Dilin kemiği, kalemin endazesi yok. Eloğlu bu, söyler mi söyler, yazar mı yazar... Ne var ki ben, bu konudaki gerçekleri öğrenmek isteyen okurlarıma, değerli bilim adamı Prof. Dr. Sina Akşin'in, uzun araştırmalardan sonra yazdığı "İstanbul Hükümetleri ve Milli Mücadele" başlıklı çok değerli eserini salık veririm. (Kitap Prof. Akşin'in doçentlik tezi olup, eserin benim elimdeki nüshası, Cem Yayınevi tarafından 1976 yılında yayınlanmıştır.
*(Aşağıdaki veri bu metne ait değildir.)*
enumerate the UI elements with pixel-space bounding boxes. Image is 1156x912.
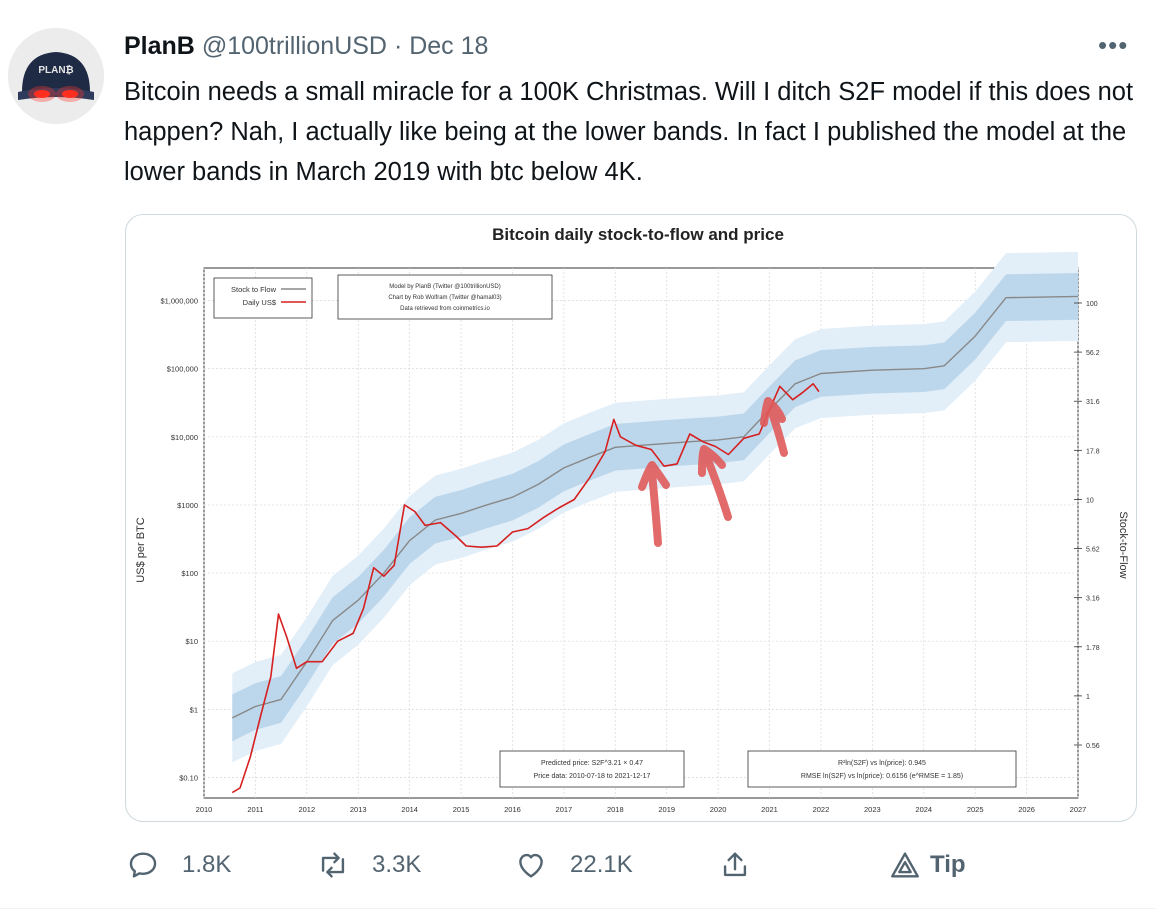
credit-line: Data retrieved from coinmetrics.io <box>400 306 490 312</box>
y2-tick-label: 10 <box>1086 497 1094 504</box>
s2f-line <box>231 295 1079 719</box>
y2-tick-label: 56.2 <box>1086 350 1100 357</box>
y2-tick-label: 0.56 <box>1086 743 1100 750</box>
y-tick-label: $10 <box>185 637 198 646</box>
y-tick-label: $10,000 <box>171 433 198 442</box>
author-handle[interactable]: @100trillionUSD <box>201 32 387 60</box>
x-tick-label: 2010 <box>196 805 213 814</box>
annotation-arrow <box>638 461 670 547</box>
like-count: 22.1K <box>570 851 633 878</box>
x-tick-label: 2017 <box>556 805 573 814</box>
reply-icon <box>129 852 157 878</box>
y2-tick-label: 1.78 <box>1086 645 1100 652</box>
legend-box <box>213 277 313 319</box>
y2-tick-label: 100 <box>1086 301 1098 308</box>
more-options-button[interactable]: ••• <box>1098 30 1128 61</box>
s2f-band-inner <box>232 273 1078 742</box>
y2-tick-label: 17.8 <box>1086 448 1100 455</box>
avatar[interactable]: PLAN₿ <box>8 28 104 124</box>
x-tick-label: 2015 <box>453 805 470 814</box>
price-line <box>231 383 820 794</box>
cap-logo-icon: PLAN₿ <box>8 28 104 124</box>
series-lines <box>231 295 1079 794</box>
x-tick-label: 2011 <box>247 805 263 814</box>
legend-label-s2f: Stock to Flow <box>231 285 277 294</box>
tweet-actions: 1.8K 3.3K 22.1K Tip <box>0 840 1156 890</box>
x-tick-label: 2018 <box>607 805 624 814</box>
tip-label: Tip <box>930 851 966 878</box>
author-name[interactable]: PlanB <box>124 32 195 60</box>
s2f-chart: Bitcoin daily stock-to-flow and price 20… <box>135 225 1129 814</box>
y2-tick-label: 3.16 <box>1086 596 1100 603</box>
r-squared: R²ln(S2F) vs ln(price): 0.945 <box>838 760 926 767</box>
heart-icon <box>519 853 543 878</box>
y2-tick-label: 5.62 <box>1086 547 1100 554</box>
legend-label-price: Daily US$ <box>243 298 277 307</box>
x-tick-label: 2022 <box>813 805 830 814</box>
rmse: RMSE ln(S2F) vs ln(price): 0.6156 (e^RMS… <box>801 773 963 780</box>
y-tick-label: $100,000 <box>167 365 198 374</box>
credits-box: Model by PlanB (Twitter @100trillionUSD)… <box>337 274 553 320</box>
share-button[interactable] <box>718 840 752 890</box>
chart-title: Bitcoin daily stock-to-flow and price <box>492 225 784 244</box>
tip-button[interactable]: Tip <box>888 840 966 890</box>
tweet-text: Bitcoin needs a small miracle for a 100K… <box>124 78 1134 186</box>
tweet-date[interactable]: Dec 18 <box>409 32 489 60</box>
divider <box>0 908 1156 909</box>
x-tick-label: 2014 <box>401 805 418 814</box>
y-tick-label: $1,000,000 <box>160 297 198 306</box>
retweet-button[interactable]: 3.3K <box>316 840 421 890</box>
x-tick-label: 2026 <box>1018 805 1035 814</box>
x-tick-label: 2012 <box>298 805 315 814</box>
y-axis-label: US$ per BTC <box>135 517 147 582</box>
y-tick-label: $100 <box>181 569 198 578</box>
annotation-arrow <box>760 397 788 457</box>
y2-axis-label: Stock-to-Flow <box>1117 511 1129 578</box>
axis-ticks: 2010 2011 2012 2013 2014 2015 2016 2017 2018 2019… <box>160 297 1099 814</box>
retweet-icon <box>321 852 345 878</box>
like-button[interactable]: 22.1K <box>514 840 633 890</box>
y2-tick-label: 1 <box>1086 694 1090 701</box>
reply-button[interactable]: 1.8K <box>126 840 231 890</box>
x-tick-label: 2020 <box>710 805 727 814</box>
reply-count: 1.8K <box>182 851 232 878</box>
y-tick-label: $0.10 <box>179 773 198 782</box>
annotation-arrow <box>698 445 732 521</box>
x-tick-label: 2024 <box>915 805 932 814</box>
tip-icon <box>891 852 919 878</box>
tweet-header: PlanB @100trillionUSD · Dec 18 <box>124 30 488 62</box>
credit-line: Model by PlanB (Twitter @100trillionUSD) <box>389 284 500 290</box>
x-tick-label: 2023 <box>864 805 881 814</box>
avatar-logo-text: PLAN₿ <box>38 64 73 76</box>
share-icon <box>723 852 747 877</box>
stats-annotation-box: R²ln(S2F) vs ln(price): 0.945 RMSE ln(S2… <box>747 750 1017 788</box>
model-formula: Predicted price: S2F^3.21 × 0.47 <box>541 760 643 767</box>
y2-tick-label: 31.6 <box>1086 399 1100 406</box>
header-separator: · <box>393 32 403 60</box>
x-tick-label: 2013 <box>350 805 367 814</box>
legend: Stock to Flow Daily US$ <box>213 277 313 319</box>
model-annotation-box: Predicted price: S2F^3.21 × 0.47 Price d… <box>499 750 685 788</box>
more-icon: ••• <box>1098 30 1129 60</box>
x-tick-label: 2016 <box>504 805 521 814</box>
y-tick-label: $1000 <box>177 501 198 510</box>
tweet-image[interactable]: Bitcoin daily stock-to-flow and price 20… <box>125 214 1137 822</box>
x-tick-label: 2025 <box>967 805 984 814</box>
x-tick-label: 2021 <box>761 805 778 814</box>
credit-line: Chart by Rob Wolfram (Twitter @hamal03) <box>388 295 501 301</box>
retweet-count: 3.3K <box>372 851 422 878</box>
x-tick-label: 2027 <box>1070 805 1087 814</box>
price-data-range: Price data: 2010-07-18 to 2021-12-17 <box>534 773 651 780</box>
s2f-bands <box>232 251 1078 763</box>
hand-drawn-arrows <box>638 397 788 547</box>
x-tick-label: 2019 <box>658 805 675 814</box>
y-tick-label: $1 <box>190 705 198 714</box>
Özellikle bakınız: sh. 279-294.) Düşünce ve söz özgürlüğüne "evet" ama kimsenin gerçekleri çarpıtmaya hakkı yok. Mustafa Kemal'in Anadolu'ya "padişah firmanı"yla gönderildiği bir gerçektir, ama fermandaki görev tanımlamasında bir ulusal direniş düzenlenmesini öngören hiçbir talimata rastlamıyoruz. Ona verilen talimat, Samsun bölgesinin asayişini sağlamaktı. Ama bu fırsatı değerlendirmesini bilen Atatürk, Milli Mücadele'yi, Samsun'dan başlayarak, İstanbul'un iradesi dışında ve ona rağmen düzenlemiştir. Cebine konan paralara gelince, eğer o paralar ileri sürüldüğü kadar büyük idiyse, Kuvayı Milliyeciler'in tüm Kurtuluş Savaşı boyunca çektikleri para sıkıntısı nedendir? Bandırma gemisi konusundaki polemik ise ciddi olmaktan çok uzaktır.

Atatürk, Kuruluş -ve de "yeniden kuruluş"- Mücadelesi'nin destanı olan Nutuk'u, "Türk istiklalini, Türk Cumhuriyeti'ni, ilelebet muhafaza ve müdafaa" etmeyi Türk gençliğine görev olarak vererek bitiriyor. Biz, "artık genç olmayan kuşaklar", 19 Mayıs'ın 87'nci yıldönümünde, bir yandan Atatürk'ün gençliğe adadığı bu bayramı kutlarken, öte yandan gençliği bu görevi yerine getirmek için yeterince donanımlı olarak eğitip eğitmediğimiz konusu üzerinde düşünmek zorundayız. Eğitime en büyük önceliği vermek, aileden başlayıp ilk ve orta öğretimden yüksek öğretime uzanan bir eğitim zincirindeki bozuklukları saptamak ve onlara çare aramak zorundayız. Eğitim ikiliğine son vermek, gençlerimizin tümünü pozitivist ve laik eğitimden geçirmek, onları çağdaş etik ve bilimsel bilgilerle donatmak zorundayız. Bunu yapamadığımız sürece 19 Mayıs'larda atılan nutuklar ne yazık ki birer hamaset örneği olmaktan öteye gidemiyor.